Kaye’s travels take her to the world heritage site of Lunenberg, where she does a spot of ghostbusting, hears a few yarns before shopping for yarn, visits the most photographed lighthouse in Canada and enjoys some of the finest seafood in the north.
In search of ghosts in Lunenberg
What a treat awaits us in the historic UNESCO world heritage site of Lunenberg. Multi-coloured Georgian houses abound, as do tall spired churches. Our hotel, the Mariner King Inn, just near the waterfront in King Street, is one of the oldest buildings, constructed in 1830 to mark the coronation of the ‘Mariner King’ William IV. William apparently had a saucy friendship with a local lady, Mrs. Wentworth, when he was the ‘Sailor Prince’. Or so the story goes, and who’s to argue. Either way the Mariner King Hotel is a great base for two days exploring the maritime history of this landing place of German and Swiss ‘foreign Protestants’ in the early 1750s.

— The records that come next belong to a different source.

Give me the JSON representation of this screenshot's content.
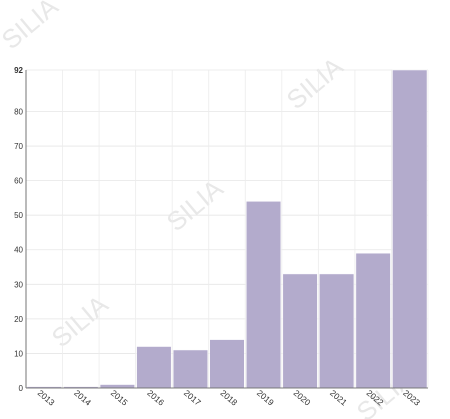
{
  "watermark": "SILIA",
  "chart_data": {
    "type": "bar",
    "categories": [
      "2013",
      "2014",
      "2015",
      "2016",
      "2017",
      "2018",
      "2019",
      "2020",
      "2021",
      "2022",
      "2023"
    ],
    "values": [
      0.4,
      0.4,
      1,
      12,
      11,
      14,
      54,
      33,
      33,
      39,
      92
    ],
    "y_ticks": [
      0,
      10,
      20,
      30,
      40,
      50,
      60,
      70,
      80,
      92
    ],
    "ylim": [
      0,
      92
    ],
    "grid": true,
    "bar_color": "#b3abcc",
    "bar_edge_color": "#ffffff",
    "title": "",
    "xlabel": "",
    "ylabel": ""
  }
}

Every night at 8.30 pm seventh and eighth-generation Lunenbergers, Shelah Allen and Ashlee Feener, conduct a ghost tour of old Lunenberg. Their lineage equips them well to host the nightly walk. The walk commences at our hotel, with a blood chilling description of poor Sarah, a young girl who supposedly still makes things bump in the night in room 102. Funnily enough we are staying in room 101 and have no trouble sleeping, hear no moans, nor experience any other freaky occurrences. So, while we take most of the ghostly tales with a pinch of salt (pun intended), we do get to see most of the truly historic buildings in town. Two in particular stand out. Adjacent to the cemetery is the Lunenberg Academy, an old public school, now a fine arts academy. From any angle, it is a mighty impressive edifice. A former pupil, Shelah tells tales about school friends travelling home to use the bathroom rather than heading down to the toilets in the basement, because of what ‘might happen’, but who knows?
Our tour ends at St John’s Anglican Church on Townsend Street. This impressive black and white Gothic structure was, as photos in the vestibule attest, ravaged by fire in 2002. But quick-thinking firemen pumped water from the harbour and managed to save the bottom half of the church, including all pews, and many religious artefacts. A team of local carpenters and woodworkers toiled under a gigantic tent to reconstruct the upper half of St John’s and few today would be able to discern the line between old and new.
Lunenberg boasts a wide array of great cafés, delis and restaurants as well as museums, heritage sites and craft shops. It is a delight to visit and deserves at least a three-day stay.
Knit: The Mariner’s Daughter
Stay: The Mariner King Inn
Walk: Lunenberg Walking Tours
How did we get to Lunenberg?
The drive from Tatamagouche to Lunenberg – i.e. from the top of the province to the bottom – is an easy three-hour journey south on minor roads. We meet the southern coast of Nova Scotia at Chester. From here we head west through the storybook village of Mahone Bay, along the waterfront to historic Lunenberg.
#handyhint
If you wish to see the most photographed lighthouse in Canada, then make the drive to Peggy’s Cove – with the rest of the tourist hoards. The scenery is divine, but a quick visit for a selfie will suffice, rather than a stopover. Just outside Peggy’s Cove is the divine Rhubarb restaurant – don’t miss their steamed mussels – the best of the local catch.